US inflation print in March came in at 8.5% and further intensified the Federal Reserve’s fight against rampant inflation. Bankers upped their hawkish rhetoric, pushing the dollar up and taking a toll on gold.

“With global supply chains under stress, and energy prices firming, imported inflation will continue to persist for the foreseeable future.

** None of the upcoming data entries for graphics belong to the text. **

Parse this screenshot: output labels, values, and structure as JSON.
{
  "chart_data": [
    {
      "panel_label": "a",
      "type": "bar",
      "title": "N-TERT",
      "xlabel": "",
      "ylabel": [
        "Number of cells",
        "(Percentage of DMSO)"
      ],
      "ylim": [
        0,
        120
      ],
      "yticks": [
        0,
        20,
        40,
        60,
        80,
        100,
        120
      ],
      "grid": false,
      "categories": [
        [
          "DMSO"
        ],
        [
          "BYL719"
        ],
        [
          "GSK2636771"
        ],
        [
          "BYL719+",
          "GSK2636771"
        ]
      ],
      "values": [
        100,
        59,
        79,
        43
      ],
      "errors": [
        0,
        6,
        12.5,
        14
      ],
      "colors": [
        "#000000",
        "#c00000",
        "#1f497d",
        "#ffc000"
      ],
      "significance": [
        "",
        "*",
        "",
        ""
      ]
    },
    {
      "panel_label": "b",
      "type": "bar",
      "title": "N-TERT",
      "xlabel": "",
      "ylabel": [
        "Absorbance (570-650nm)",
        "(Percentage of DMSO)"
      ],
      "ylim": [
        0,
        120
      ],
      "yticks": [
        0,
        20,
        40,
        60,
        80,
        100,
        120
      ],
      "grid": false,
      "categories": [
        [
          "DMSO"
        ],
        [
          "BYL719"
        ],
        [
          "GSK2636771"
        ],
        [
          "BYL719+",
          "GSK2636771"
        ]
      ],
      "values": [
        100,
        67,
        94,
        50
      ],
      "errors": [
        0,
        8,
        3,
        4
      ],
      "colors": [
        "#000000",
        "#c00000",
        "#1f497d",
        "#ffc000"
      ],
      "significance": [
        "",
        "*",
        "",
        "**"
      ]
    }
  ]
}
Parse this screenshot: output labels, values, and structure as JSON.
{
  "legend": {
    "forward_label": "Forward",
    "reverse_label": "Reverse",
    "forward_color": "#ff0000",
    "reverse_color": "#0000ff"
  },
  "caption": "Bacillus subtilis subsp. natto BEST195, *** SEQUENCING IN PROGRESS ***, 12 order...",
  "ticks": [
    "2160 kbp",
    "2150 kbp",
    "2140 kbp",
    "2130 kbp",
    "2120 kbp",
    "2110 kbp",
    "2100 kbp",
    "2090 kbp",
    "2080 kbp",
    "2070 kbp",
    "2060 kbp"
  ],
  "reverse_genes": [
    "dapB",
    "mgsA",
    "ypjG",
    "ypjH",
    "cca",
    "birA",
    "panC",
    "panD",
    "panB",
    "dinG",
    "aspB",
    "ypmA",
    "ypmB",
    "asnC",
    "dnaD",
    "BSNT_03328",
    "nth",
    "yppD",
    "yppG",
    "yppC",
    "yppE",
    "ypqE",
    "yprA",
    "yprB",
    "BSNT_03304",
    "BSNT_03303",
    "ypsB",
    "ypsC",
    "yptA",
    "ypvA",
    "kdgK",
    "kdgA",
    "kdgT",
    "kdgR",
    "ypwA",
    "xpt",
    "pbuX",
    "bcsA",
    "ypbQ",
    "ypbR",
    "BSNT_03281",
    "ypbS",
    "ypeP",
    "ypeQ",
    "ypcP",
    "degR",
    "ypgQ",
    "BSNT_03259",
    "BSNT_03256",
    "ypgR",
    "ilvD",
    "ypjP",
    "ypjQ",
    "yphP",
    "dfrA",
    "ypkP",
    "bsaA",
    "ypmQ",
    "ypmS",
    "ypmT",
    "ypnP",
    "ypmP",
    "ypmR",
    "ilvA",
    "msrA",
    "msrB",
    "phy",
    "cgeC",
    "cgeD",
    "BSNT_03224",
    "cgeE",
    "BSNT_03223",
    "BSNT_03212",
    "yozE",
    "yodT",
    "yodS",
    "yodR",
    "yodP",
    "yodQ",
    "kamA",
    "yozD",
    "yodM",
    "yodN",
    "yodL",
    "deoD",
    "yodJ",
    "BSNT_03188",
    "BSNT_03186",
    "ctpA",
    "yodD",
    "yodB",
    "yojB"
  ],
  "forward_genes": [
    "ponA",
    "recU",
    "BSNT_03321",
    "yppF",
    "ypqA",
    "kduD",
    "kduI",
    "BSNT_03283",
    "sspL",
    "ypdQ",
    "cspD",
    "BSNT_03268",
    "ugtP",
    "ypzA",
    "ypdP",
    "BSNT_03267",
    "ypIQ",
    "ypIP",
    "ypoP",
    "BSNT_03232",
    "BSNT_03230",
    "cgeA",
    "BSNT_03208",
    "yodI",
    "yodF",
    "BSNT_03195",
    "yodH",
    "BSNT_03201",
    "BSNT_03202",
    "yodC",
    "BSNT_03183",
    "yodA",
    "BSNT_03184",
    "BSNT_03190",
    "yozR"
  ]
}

With interest rates on fixed instruments still low, gold’s appeal as a store of value strengthens,” Chirag Mehta, chief investment officer and Ghazal Jain, fund manager- alternative investment, Quantum AMC, said in a note.

Back home, amid market expectations that the Reserve Bank of India (RBI) will tighten monetary policy this year, the Crisil Composite Bond Fund Index gave a return of 0.5% in the first quarter of 2022. Domestic equity markets gave a return of 0.7% in the same period.

This has raised concerns that monetary tightening could result in a positive correlation to equities and dampen bonds’ utility as a portfolio diversifier.

According to the experts, demand for gold, which gave a return of 8% in the three months and is negatively correlated to equities, could in turn get a boost.

Latest data from the World Gold Council indicated that global gold demand in the first quarter was 1,234 tonnes, 34% above last year, and 19% above the five-year average of 1,039 tonnes. The demand was driven by gold exchange-traded funds, which had their strongest quarterly inflows since Q3 2020. Further, holdings jumped by 269 tonnes, more than reversing the 174 tonnes annual net outflow in 2021.

Indian gold ETFs on the other hand saw outflows of over 700 crores in January and February as per AMFI data. However, the Russia- Ukraine war and further firming of inflation in March led to inflows of 200 crores in the month, re-establishing gold’s relevance.

The fund house believes that as long as the geopolitical uncertainties and the high inflation environment continue, the investment demand for gold is expected to stay robust.